Well I had intended to keep this article close to 750 words, but I'm going to have to run a bit longer to describe MIEQA. Quite simply MIEQA is the EQA the minor leaguer in question would have been expected to put up in the major leagues based on his performance. It's not a projection, instead Clay Davenport did a lot of work to determine difficulty ratings for each minor league. He did this by comparing large amounts of data on how well players do in one league versus another when they are promoted or demoted within a single year. Based on this he is able to assign a number between 1 and 0 to each league. A 1 means the league was as difficult as the majors. You then just multiply the difficulty adjustment and the EQA of the player in his league to get MIEQA.
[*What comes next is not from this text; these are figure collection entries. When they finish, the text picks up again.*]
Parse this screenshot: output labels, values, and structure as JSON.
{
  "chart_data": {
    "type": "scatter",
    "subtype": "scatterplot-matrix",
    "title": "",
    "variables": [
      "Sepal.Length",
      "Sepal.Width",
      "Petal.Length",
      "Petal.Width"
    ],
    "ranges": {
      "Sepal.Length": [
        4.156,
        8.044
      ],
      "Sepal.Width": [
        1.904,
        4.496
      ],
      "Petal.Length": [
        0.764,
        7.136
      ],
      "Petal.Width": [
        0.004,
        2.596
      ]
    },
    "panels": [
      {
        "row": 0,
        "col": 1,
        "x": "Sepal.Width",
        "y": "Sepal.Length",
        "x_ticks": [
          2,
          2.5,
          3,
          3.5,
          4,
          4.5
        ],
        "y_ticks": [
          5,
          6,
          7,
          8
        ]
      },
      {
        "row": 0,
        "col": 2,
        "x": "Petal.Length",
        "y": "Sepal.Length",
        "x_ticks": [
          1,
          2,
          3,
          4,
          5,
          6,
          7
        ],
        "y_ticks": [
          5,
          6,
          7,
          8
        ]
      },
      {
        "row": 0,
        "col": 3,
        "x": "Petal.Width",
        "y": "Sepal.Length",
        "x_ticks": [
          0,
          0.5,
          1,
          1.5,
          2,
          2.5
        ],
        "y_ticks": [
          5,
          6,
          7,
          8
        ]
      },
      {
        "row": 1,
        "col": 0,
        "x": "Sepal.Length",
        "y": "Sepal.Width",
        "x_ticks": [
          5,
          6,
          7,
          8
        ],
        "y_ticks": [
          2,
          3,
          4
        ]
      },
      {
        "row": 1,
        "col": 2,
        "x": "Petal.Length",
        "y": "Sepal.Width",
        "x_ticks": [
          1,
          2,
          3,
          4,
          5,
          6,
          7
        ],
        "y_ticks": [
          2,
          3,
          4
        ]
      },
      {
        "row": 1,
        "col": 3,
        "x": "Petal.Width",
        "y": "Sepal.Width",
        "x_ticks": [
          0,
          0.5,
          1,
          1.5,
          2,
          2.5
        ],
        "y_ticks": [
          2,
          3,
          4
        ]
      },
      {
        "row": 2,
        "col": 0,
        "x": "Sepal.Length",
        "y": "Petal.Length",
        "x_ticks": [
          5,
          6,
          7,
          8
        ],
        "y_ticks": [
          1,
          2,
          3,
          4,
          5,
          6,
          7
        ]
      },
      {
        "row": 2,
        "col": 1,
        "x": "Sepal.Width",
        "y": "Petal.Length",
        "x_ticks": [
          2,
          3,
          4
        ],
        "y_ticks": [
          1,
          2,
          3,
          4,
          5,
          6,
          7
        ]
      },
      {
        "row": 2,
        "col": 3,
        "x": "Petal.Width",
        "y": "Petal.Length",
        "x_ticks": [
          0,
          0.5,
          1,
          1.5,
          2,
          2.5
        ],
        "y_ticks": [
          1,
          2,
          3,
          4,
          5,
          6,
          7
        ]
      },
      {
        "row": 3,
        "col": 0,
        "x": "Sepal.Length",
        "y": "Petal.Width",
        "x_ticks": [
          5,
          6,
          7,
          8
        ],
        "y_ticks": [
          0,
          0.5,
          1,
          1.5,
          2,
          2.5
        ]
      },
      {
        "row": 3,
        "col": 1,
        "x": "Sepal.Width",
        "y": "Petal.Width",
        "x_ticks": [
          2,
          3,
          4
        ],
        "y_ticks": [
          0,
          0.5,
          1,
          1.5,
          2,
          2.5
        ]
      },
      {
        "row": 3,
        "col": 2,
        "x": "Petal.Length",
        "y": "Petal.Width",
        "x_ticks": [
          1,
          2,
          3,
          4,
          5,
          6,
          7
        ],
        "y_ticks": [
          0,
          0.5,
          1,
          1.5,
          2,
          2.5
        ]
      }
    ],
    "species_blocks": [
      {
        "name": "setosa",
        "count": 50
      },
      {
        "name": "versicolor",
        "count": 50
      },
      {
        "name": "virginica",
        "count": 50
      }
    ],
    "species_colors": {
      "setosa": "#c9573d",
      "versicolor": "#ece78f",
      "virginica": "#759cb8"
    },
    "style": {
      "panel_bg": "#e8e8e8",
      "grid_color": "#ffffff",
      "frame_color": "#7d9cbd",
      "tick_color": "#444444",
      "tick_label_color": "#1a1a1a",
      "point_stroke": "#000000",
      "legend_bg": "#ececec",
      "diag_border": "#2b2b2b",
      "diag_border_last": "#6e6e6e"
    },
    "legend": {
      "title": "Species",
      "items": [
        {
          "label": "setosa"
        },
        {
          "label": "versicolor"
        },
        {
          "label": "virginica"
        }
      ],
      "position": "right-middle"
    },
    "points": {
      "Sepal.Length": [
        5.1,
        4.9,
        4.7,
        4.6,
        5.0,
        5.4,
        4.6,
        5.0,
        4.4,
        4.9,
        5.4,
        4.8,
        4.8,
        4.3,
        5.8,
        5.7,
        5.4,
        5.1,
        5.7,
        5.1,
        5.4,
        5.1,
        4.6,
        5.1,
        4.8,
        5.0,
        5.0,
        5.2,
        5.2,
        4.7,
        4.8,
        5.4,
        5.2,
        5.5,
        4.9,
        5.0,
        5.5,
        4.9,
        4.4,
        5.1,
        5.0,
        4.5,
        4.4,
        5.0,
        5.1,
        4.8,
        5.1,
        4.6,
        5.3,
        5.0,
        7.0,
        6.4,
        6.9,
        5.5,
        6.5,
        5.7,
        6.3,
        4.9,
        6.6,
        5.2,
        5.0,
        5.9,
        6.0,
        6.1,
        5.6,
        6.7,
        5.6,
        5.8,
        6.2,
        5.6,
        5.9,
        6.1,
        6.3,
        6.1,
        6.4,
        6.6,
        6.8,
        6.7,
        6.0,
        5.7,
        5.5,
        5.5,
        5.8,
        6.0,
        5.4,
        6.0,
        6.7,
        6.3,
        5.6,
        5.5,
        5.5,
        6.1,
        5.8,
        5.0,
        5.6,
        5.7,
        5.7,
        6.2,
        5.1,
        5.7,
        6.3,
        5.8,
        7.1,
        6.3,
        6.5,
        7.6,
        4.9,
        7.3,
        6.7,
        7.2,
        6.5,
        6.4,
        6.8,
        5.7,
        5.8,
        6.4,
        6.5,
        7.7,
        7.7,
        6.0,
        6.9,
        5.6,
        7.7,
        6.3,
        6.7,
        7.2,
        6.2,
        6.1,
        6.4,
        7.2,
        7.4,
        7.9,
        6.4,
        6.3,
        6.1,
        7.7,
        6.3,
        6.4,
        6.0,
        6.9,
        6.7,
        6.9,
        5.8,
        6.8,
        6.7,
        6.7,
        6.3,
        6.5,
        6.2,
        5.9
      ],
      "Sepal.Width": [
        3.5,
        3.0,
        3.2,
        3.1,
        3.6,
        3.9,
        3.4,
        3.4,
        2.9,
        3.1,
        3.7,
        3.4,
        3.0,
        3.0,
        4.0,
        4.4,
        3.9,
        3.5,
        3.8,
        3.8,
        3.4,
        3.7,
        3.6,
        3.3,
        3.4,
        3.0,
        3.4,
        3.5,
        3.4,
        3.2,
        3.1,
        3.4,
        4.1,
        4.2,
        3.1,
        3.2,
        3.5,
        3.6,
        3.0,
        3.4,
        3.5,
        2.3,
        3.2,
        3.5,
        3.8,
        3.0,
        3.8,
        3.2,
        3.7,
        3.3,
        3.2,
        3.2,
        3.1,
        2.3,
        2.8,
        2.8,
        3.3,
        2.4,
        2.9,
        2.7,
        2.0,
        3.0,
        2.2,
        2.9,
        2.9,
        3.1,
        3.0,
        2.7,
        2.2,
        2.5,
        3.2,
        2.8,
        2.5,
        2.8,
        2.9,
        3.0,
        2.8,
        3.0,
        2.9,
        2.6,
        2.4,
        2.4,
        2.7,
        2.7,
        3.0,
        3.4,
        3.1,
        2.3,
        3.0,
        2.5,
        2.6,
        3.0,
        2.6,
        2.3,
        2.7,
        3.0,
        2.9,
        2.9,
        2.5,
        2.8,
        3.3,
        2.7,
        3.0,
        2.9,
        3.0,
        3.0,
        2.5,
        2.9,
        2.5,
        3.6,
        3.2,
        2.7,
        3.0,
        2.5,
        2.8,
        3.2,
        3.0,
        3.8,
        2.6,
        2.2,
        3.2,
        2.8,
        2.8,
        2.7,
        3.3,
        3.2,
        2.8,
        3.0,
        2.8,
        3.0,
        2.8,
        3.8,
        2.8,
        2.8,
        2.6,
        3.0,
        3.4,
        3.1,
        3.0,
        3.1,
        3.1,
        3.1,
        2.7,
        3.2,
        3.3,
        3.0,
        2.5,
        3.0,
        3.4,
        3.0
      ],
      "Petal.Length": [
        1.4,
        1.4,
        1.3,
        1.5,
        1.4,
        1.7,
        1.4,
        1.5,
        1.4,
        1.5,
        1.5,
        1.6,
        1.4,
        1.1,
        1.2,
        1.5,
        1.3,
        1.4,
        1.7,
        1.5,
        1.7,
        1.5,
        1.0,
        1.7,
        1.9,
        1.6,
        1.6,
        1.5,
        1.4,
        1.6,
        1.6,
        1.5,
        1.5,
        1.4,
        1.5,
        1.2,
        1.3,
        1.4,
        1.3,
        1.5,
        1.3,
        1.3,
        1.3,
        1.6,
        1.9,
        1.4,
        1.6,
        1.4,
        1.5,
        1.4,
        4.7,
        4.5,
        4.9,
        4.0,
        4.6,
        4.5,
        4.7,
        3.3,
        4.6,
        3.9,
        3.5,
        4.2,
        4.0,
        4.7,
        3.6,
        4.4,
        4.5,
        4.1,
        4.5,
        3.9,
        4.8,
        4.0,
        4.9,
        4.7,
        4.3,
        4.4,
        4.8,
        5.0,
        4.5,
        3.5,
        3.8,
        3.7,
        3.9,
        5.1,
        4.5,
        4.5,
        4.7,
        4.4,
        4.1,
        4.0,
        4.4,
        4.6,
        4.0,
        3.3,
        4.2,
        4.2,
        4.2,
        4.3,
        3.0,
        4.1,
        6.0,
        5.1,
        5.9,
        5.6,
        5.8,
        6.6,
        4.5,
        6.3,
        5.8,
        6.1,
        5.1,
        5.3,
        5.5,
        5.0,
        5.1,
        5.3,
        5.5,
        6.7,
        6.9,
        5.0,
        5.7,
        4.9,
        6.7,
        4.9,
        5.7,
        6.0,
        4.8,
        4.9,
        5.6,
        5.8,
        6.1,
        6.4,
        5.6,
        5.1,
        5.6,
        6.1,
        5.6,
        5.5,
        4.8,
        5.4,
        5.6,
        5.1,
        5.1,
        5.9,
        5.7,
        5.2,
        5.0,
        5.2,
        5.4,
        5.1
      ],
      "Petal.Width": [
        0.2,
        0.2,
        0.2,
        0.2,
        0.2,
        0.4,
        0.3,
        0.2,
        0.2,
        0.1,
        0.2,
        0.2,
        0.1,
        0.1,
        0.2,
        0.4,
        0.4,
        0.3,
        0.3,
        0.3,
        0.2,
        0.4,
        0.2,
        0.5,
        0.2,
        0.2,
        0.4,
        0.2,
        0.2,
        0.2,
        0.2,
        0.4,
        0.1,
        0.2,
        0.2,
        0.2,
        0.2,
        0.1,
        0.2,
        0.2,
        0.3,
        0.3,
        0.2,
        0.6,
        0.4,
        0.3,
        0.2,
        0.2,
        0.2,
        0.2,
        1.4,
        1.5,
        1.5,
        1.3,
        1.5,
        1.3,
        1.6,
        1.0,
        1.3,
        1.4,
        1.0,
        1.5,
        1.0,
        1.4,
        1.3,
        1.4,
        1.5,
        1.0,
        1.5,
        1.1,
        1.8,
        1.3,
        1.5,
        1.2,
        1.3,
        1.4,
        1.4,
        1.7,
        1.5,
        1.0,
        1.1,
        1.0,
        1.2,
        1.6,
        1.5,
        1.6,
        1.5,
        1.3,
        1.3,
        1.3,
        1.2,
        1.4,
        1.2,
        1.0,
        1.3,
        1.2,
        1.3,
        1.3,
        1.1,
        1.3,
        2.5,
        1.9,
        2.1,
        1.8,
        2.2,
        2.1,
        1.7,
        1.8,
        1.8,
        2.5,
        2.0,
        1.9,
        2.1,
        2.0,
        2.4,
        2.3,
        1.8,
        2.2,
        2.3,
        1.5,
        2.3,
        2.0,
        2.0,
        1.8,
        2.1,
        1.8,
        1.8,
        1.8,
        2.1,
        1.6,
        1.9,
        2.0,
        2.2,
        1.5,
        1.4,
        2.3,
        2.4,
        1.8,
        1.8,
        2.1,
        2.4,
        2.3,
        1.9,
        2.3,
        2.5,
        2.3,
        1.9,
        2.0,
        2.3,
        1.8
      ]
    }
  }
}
It's a useful way to track the progress of a prospect as he moves up the chain of affiliates his raw numbers might bounce around due to increased difficulty or home park, but his MIEQA gives a good indication of whether or not he's improving with the bat. Like I said it's not a projection because it does not account for how much a player may improve as he ages before he gets to the majors. For AAA vets it gives a good idea of how they would perform on the roster, but for other players it's most meaningful when used to measure career progress.